Critical Review of Darwin's Black Box by H. Allen Orr
 
 

Main points by Orr:
 

1.  Complexity is irrelevant; Darwinism can account for it
 

 
 4 x 109 yrs is an unimaginably long time

 (actually 0.2 x 109 yrs for first fossils)

anything can happen in an unimaginably long time?

This is not science!  Science requires an estimate of the probability!
 
 

Such estimates have been performed:
 

"There is a considerable gap in the neo-Darwinian theory of evolution, and we believe this gap to be of such a nature that it cannot be bridged with the current conception of biology."
      Shutzenberger, M. P. (1967)  "Algorithms and the  Neo-Darwinian
      Theory of Evolution" in Mathematical  Challenges to the
      Neo-Darwinian Interpretation of Evolution, ed.
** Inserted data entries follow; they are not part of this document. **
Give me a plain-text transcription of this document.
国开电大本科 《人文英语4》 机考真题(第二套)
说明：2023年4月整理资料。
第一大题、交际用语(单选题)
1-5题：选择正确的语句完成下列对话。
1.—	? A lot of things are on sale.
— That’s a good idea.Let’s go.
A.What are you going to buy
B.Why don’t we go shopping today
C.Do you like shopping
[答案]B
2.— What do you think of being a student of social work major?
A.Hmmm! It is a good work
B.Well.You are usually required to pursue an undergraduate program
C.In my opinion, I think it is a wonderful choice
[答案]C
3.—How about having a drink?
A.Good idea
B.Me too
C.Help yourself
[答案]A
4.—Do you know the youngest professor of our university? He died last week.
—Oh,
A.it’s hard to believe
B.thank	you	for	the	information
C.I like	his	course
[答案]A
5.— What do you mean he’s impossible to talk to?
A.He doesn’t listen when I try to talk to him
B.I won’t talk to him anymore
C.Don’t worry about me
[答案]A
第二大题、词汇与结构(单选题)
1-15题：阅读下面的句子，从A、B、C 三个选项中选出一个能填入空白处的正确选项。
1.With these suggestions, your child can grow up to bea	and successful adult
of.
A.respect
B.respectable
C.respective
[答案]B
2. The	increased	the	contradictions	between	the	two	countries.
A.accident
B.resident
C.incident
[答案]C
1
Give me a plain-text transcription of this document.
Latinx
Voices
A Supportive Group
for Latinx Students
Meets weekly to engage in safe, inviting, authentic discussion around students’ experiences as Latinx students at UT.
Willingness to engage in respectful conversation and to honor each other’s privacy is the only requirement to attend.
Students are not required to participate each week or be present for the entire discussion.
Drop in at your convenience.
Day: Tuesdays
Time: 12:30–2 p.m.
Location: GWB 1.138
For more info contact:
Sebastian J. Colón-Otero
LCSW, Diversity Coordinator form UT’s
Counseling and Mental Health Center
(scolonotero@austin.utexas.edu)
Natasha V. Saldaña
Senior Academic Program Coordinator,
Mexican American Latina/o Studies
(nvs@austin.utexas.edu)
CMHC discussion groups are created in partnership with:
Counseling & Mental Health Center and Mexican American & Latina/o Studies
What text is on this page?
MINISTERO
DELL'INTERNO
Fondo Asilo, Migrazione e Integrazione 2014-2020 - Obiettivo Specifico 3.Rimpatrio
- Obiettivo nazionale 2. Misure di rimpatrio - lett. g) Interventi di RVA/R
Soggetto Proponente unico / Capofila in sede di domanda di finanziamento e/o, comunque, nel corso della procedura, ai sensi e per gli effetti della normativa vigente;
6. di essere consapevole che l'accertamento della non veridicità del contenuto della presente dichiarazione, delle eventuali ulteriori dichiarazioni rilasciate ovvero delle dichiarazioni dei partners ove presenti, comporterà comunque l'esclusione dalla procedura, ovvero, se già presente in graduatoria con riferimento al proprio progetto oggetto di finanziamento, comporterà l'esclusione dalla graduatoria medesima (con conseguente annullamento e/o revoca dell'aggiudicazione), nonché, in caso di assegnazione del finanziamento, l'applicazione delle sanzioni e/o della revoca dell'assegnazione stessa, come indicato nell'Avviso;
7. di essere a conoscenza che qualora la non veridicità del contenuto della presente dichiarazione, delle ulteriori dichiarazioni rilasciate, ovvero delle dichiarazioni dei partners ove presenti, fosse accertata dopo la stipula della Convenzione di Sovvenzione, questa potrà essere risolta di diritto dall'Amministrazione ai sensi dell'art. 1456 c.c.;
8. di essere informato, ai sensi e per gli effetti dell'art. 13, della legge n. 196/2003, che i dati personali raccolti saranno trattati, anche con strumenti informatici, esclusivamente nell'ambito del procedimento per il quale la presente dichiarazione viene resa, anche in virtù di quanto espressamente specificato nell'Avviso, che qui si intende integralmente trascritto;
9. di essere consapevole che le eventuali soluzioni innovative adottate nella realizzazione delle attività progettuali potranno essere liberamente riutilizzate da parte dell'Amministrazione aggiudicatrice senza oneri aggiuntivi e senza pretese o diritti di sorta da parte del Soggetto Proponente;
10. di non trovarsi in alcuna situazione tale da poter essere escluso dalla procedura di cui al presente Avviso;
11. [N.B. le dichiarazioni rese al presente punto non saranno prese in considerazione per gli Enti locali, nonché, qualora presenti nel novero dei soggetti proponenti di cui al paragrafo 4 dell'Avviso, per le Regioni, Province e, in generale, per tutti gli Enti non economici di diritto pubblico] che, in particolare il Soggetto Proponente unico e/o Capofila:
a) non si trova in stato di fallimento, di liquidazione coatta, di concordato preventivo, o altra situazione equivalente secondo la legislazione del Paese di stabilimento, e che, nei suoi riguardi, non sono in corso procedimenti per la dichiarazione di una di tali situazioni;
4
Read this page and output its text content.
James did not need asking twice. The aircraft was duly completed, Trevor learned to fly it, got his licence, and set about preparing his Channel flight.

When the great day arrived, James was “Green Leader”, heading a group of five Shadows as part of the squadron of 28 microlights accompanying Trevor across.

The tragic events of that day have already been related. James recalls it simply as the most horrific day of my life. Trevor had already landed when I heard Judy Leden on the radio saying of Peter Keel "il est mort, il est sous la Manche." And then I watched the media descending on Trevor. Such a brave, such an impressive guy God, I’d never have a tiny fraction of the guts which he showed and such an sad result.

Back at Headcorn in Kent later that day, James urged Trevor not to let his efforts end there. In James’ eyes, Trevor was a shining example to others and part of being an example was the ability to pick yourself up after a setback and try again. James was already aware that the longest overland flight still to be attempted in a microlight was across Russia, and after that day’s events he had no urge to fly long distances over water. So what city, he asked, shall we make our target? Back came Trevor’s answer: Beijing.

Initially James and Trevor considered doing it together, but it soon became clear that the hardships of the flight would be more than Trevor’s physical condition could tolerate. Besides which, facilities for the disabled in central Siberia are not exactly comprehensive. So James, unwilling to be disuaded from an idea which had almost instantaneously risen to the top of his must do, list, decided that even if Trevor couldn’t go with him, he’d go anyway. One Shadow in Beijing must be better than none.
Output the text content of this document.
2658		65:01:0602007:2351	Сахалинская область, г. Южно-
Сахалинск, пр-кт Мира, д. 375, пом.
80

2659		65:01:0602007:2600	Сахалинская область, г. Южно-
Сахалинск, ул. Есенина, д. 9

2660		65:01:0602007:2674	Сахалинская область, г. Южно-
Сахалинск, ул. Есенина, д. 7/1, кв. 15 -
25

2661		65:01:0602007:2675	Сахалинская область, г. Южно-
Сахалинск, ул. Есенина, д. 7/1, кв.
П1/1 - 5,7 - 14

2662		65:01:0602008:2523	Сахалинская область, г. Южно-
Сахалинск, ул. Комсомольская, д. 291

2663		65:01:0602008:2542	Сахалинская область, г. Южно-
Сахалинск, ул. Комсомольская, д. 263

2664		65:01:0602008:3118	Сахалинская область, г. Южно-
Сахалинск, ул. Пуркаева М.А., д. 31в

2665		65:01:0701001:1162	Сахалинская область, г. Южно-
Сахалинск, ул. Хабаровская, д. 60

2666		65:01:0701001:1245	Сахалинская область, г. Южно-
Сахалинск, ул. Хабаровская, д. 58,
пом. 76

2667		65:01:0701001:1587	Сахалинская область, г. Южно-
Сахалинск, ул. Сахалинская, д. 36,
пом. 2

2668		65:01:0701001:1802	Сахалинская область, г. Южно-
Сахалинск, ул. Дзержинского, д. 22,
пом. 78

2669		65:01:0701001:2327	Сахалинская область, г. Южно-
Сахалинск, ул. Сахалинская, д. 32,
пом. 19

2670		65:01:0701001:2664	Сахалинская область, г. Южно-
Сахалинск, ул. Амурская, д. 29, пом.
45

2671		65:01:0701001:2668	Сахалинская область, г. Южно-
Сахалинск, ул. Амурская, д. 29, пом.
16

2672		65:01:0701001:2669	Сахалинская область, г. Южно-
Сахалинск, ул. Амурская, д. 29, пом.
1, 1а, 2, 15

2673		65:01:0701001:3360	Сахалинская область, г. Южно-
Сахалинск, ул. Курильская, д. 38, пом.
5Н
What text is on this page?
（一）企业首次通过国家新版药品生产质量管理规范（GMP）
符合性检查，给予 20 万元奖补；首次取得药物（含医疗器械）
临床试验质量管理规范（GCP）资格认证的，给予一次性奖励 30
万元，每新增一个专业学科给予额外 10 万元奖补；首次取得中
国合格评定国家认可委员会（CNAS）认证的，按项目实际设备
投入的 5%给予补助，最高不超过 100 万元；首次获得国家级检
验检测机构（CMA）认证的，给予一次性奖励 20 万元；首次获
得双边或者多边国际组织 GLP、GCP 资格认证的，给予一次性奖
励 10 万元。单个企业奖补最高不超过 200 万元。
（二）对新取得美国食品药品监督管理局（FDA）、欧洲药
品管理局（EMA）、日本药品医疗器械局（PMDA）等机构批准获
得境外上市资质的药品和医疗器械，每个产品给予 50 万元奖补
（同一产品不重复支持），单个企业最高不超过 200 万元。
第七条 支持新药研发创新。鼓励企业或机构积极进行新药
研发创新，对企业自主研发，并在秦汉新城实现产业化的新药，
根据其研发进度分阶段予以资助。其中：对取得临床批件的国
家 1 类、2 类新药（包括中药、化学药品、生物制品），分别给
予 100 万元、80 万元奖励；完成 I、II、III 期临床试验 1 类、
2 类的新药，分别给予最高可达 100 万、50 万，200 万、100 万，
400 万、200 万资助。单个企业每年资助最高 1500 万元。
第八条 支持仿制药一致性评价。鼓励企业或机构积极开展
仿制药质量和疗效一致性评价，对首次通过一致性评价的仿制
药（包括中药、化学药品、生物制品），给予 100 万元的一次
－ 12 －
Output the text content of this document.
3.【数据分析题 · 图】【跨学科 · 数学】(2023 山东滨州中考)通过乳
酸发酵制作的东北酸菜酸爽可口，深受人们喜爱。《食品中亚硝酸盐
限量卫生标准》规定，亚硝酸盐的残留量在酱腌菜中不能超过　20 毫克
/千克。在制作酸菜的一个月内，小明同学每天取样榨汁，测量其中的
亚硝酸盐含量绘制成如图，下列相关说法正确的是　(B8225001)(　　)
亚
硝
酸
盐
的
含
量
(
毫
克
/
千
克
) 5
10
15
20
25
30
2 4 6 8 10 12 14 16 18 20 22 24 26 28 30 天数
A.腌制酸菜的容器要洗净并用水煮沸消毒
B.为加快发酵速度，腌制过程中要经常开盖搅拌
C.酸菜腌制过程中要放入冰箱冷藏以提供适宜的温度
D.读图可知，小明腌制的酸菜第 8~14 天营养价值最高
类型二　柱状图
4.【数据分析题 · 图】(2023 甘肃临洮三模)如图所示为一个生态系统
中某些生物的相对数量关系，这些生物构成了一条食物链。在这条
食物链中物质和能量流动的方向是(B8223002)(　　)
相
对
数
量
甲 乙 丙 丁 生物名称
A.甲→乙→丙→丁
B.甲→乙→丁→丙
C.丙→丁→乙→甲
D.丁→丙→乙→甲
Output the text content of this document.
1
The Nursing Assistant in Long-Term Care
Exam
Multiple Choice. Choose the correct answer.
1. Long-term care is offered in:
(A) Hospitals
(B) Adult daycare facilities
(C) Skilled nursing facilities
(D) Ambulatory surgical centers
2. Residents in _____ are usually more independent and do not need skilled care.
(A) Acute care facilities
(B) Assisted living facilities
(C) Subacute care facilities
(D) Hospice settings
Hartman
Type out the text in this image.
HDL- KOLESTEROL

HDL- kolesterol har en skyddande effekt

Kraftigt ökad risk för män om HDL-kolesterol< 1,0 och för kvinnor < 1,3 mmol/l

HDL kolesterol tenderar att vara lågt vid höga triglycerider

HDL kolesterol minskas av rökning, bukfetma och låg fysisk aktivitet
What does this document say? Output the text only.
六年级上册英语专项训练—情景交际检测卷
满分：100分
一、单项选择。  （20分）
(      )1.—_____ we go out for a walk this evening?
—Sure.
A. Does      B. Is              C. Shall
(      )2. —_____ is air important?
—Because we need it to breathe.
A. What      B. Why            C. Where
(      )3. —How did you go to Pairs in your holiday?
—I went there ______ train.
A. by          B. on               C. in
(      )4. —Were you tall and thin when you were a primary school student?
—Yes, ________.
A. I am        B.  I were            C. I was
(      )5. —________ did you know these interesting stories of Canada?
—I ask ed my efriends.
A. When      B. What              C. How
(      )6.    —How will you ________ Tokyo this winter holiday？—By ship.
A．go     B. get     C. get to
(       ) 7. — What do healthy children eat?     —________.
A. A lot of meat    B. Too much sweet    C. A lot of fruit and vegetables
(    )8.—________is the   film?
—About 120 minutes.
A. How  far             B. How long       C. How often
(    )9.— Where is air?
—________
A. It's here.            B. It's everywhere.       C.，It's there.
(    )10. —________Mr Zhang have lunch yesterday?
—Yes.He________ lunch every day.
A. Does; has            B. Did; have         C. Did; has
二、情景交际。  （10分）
P. S. Moorhead and
      M. M. Kaplan,  Wistar Institute Press, Philadelphia, pg 75.

 
 

 2.  Many systems are now irreducibly complex, but didn't start that way
 

 "Some part (A) initially does some job ...."
 

Vague argument with a grain of truth on some level, (potentially applicable on level of microevolution), but irrelevant to real issue.
 
 
 

In support of this argument:
 

A.  hypothetical example - transformation of air bladders into lungs
 
 - no direct evidence, no conceivable mechanism

 -assumes that it happens, then cites it as an example!
 
 
 

B.  Inaccurate analogy - computer programs
 
 -one line doesn’t make a program!

 -often sections are irreducibly complex - entire groups of lines are required
 

 C.  Circumstantial/inferential evidence - closely related genes

 
 (arisen from ancestor gene by gene duplication +  random point mutations?)

 -explains how biochemical pathways get built?

 -genes can be duplicated, but haven’t been observed to mutate into something with entirely new function!

 -manufactures a scenario that has never been observed, and just assumes it to be true!  Yet that is the very esssence of what is at issue!
 
 

D.  Circumstantial/inferential evidence - pseudogenes
 
 (argument from imperfection, "God wouldn't do it that  way")

 -assumes what we see today is what God created!


 
 
 
Summary
 

1.  Did he suggest a Darwinian scenario for blood clotting, or bacterial flagellum, etc?
 

2.  Orr structures his arguments so that the essence of the claim doesn’t have to be addressed, but can simply be assumed.  He avoids the obligation of addressing a real system.

 
 just have to “understand Darwinian logic”

 real systems - lost in the irretrievable world of biological history


 

3.  How low is the level of scrutiny of the arguments compared to that characteristic of other branches of science?